基金jointly supported by Canadian Network for Research and Innovation in Machining TechnologyNatural Sciences and Engineering Research Council of Canada-Automotive Partnership Canada programNRCan’s Office of Energy R&D through the Program on Energy R&D
文摘The objective of this study is to predict grain size and heat transfer coefficient at the metal-die interface during high pressure die casting process and solidification of the magnesium alloy AM60. Multiple runs of the commercial casting simulation package, ProCASTTM, were used to model the mold filling and solidification events employing a range of interfacial heat transfer coefficient values. The simulation results were used to estimate the centerline cooling curve at various locations through the casting. The centerline cooling curves, together with the die temperature and the thermodynamic properties of the alloy, were then used as inputs to compute the solution to the Stefan problem of a moving phase boundary, thereby providing the through-thickness cooling curves at each chosen location of the casting, Finally, the local cooling rate was used to calculate the resulting grain size via previously established relationships. The effects of die temperature, filling time and heat transfer coefficient on the grain structure in skin region and core region were quantitatively characterized.

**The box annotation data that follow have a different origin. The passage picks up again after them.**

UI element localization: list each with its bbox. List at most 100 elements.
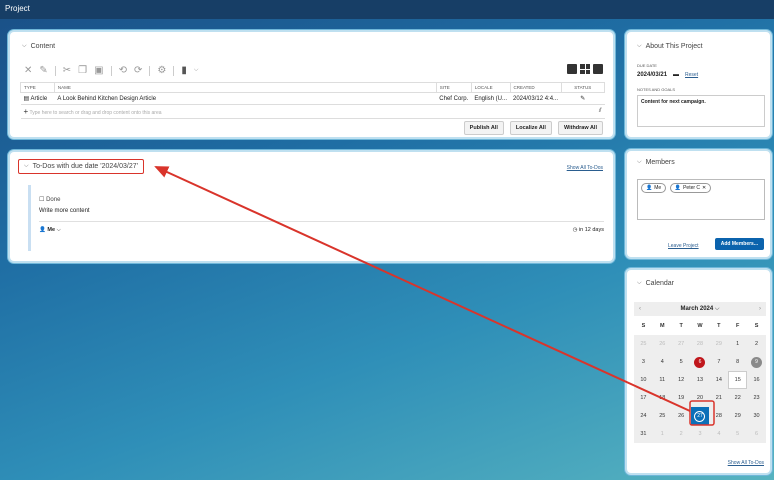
next-month-icon[interactable]: › [759, 306, 761, 312]
calendar-show-all-link[interactable]: Show All To-Dos [728, 460, 764, 466]
about-panel: ⌵ About This Project DUE DATE 2024/03/21… [625, 30, 772, 139]
calendar-day[interactable]: 26 [653, 335, 672, 353]
month-selector[interactable]: March 2024 ⌵ [681, 306, 720, 313]
list-view-icon[interactable] [567, 64, 577, 74]
close-icon[interactable]: ✕ [24, 65, 32, 76]
column-header-site[interactable]: SITE [435, 82, 472, 93]
members-panel-header[interactable]: ⌵ Members [637, 159, 675, 166]
todo-due-text: in 12 days [578, 227, 604, 233]
calendar-day[interactable]: 9 [747, 353, 766, 371]
calendar-day[interactable]: 15 [728, 371, 748, 389]
table-row[interactable]: ▤ Article A Look Behind Kitchen Design A… [20, 92, 605, 105]
calendar-day[interactable]: 25 [653, 407, 672, 425]
member-chip[interactable]: 👤 Me [641, 183, 667, 193]
withdraw-all-button[interactable]: Withdraw All [557, 121, 603, 135]
calendar-day[interactable]: 16 [747, 371, 766, 389]
due-date-value[interactable]: 2024/03/21 [637, 72, 667, 78]
calendar-day[interactable]: 13 [691, 371, 710, 389]
publish-all-button[interactable]: Publish All [463, 121, 504, 135]
calendar-day[interactable]: 3 [634, 353, 653, 371]
localize-all-button[interactable]: Localize All [509, 121, 552, 135]
grid-view-icon[interactable] [580, 64, 590, 74]
calendar-day[interactable]: 8 [728, 353, 747, 371]
calendar-day[interactable]: 4 [709, 425, 728, 443]
cut-icon[interactable]: ✂ [63, 65, 71, 76]
assignee-selector[interactable]: 👤 Me ⌵ [39, 227, 61, 234]
view-switcher [567, 64, 603, 74]
calendar-day[interactable]: 11 [653, 371, 672, 389]
calendar-day[interactable]: 5 [672, 353, 691, 371]
todos-panel-header[interactable]: ⌵ To-Dos with due date '2024/03/27' [18, 159, 144, 174]
calendar-day[interactable]: 22 [728, 389, 747, 407]
calendar-day[interactable]: 17 [634, 389, 653, 407]
member-chip[interactable]: 👤 Peter C ✕ [669, 183, 712, 193]
calendar-day[interactable]: 29 [728, 407, 747, 425]
copy-icon[interactable]: ❐ [78, 65, 87, 76]
about-panel-header[interactable]: ⌵ About This Project [637, 43, 703, 50]
prev-month-icon[interactable]: ‹ [639, 306, 641, 312]
weekday-header: S [634, 317, 653, 335]
sync-icon[interactable]: ⟲ [119, 65, 127, 76]
calendar-day[interactable]: 3 [691, 425, 710, 443]
done-checkbox[interactable]: ☐ [39, 197, 44, 203]
column-header-type[interactable]: TYPE [20, 82, 55, 93]
calendar-day[interactable]: 5 [728, 425, 747, 443]
calendar-day[interactable]: 14 [709, 371, 728, 389]
calendar-day[interactable]: 31 [634, 425, 653, 443]
calendar-day[interactable]: 10 [634, 371, 653, 389]
calendar-icon[interactable]: ▬ [673, 72, 679, 78]
calendar-day[interactable]: 1 [728, 335, 747, 353]
column-header-locale[interactable]: LOCALE [470, 82, 511, 93]
calendar-day[interactable]: 12 [672, 371, 691, 389]
calendar-day[interactable]: 6 [691, 353, 710, 371]
calendar-day[interactable]: 28 [691, 335, 710, 353]
edit-icon[interactable]: ✎ [39, 65, 47, 76]
calendar-day[interactable]: 18 [653, 389, 672, 407]
calendar-day[interactable]: 1 [653, 425, 672, 443]
toolbar-separator [149, 65, 151, 76]
calendar-day[interactable]: 2 [747, 335, 766, 353]
remove-icon[interactable]: ✕ [702, 185, 706, 191]
column-header-created[interactable]: CREATED [509, 82, 562, 93]
calendar-day[interactable]: 7 [709, 353, 728, 371]
plus-icon[interactable]: + [24, 107, 29, 116]
search-library-icon[interactable]: ⫽ [599, 108, 602, 114]
thumbnail-view-icon[interactable] [593, 64, 603, 74]
calendar-day[interactable]: 6 [747, 425, 766, 443]
calendar-day[interactable]: 20 [691, 389, 710, 407]
todo-text[interactable]: Write more content [39, 208, 604, 214]
calendar-day[interactable]: 24 [634, 407, 653, 425]
calendar-panel-header[interactable]: ⌵ Calendar [637, 280, 674, 287]
members-field[interactable]: 👤 Me 👤 Peter C ✕ [637, 179, 765, 220]
calendar-day[interactable]: 21 [709, 389, 728, 407]
add-content-row[interactable]: + Type here to search or drag and drop c… [20, 104, 605, 119]
leave-project-link[interactable]: Leave Project [668, 243, 699, 249]
workflow-icon[interactable]: ⚙ [157, 65, 166, 76]
calendar-day[interactable]: 29 [709, 335, 728, 353]
column-header-status[interactable]: STATUS [560, 82, 606, 93]
calendar-day[interactable]: 26 [672, 407, 691, 425]
bookmark-icon[interactable]: ▮ [181, 65, 187, 76]
sync-alt-icon[interactable]: ⟳ [134, 65, 142, 76]
calendar-day[interactable]: 2 [672, 425, 691, 443]
content-panel-header[interactable]: ⌵ Content [22, 43, 55, 50]
paste-icon[interactable]: ▣ [94, 65, 103, 76]
calendar-day[interactable]: 19 [672, 389, 691, 407]
calendar-day[interactable]: 27 [690, 407, 710, 425]
calendar-day[interactable]: 27 [672, 335, 691, 353]
calendar-day[interactable]: 30 [747, 407, 766, 425]
reset-link[interactable]: Reset [685, 72, 698, 78]
chevron-down-icon[interactable]: ⌵ [194, 67, 199, 74]
calendar-day[interactable]: 25 [634, 335, 653, 353]
calendar-day[interactable]: 23 [747, 389, 766, 407]
show-all-todos-link[interactable]: Show All To-Dos [567, 165, 603, 171]
notes-field[interactable]: Content for next campaign. [637, 95, 765, 127]
calendar-day[interactable]: 4 [653, 353, 672, 371]
todo-due: ◷ in 12 days [573, 227, 604, 234]
calendar-day[interactable]: 28 [709, 407, 728, 425]
column-header-name[interactable]: NAME [53, 82, 437, 93]
add-content-placeholder[interactable]: Type here to search or drag and drop con… [29, 110, 161, 116]
row-created: 2024/03/12 4:4... [510, 92, 562, 105]
add-members-button[interactable]: Add Members... [714, 238, 764, 250]
todo-item: ☐ Done Write more content 👤 Me ⌵ ◷ in 12… [28, 185, 612, 251]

It was observed that the grain size of skin region strongly depends on above three factors whereas the grain size of core region shows dependence on the interracial heat transfer coefficient and thickness of the samples. The grain size distribution from surface to center was estimated from the relationship between grain size and the predicted cooling rate. The prediction of grain size matches well with experimental results. A comparison of the predicted and experimentally determined grain size profiles enables the determination of the apparent interracial heat transfer coefficient for different locations.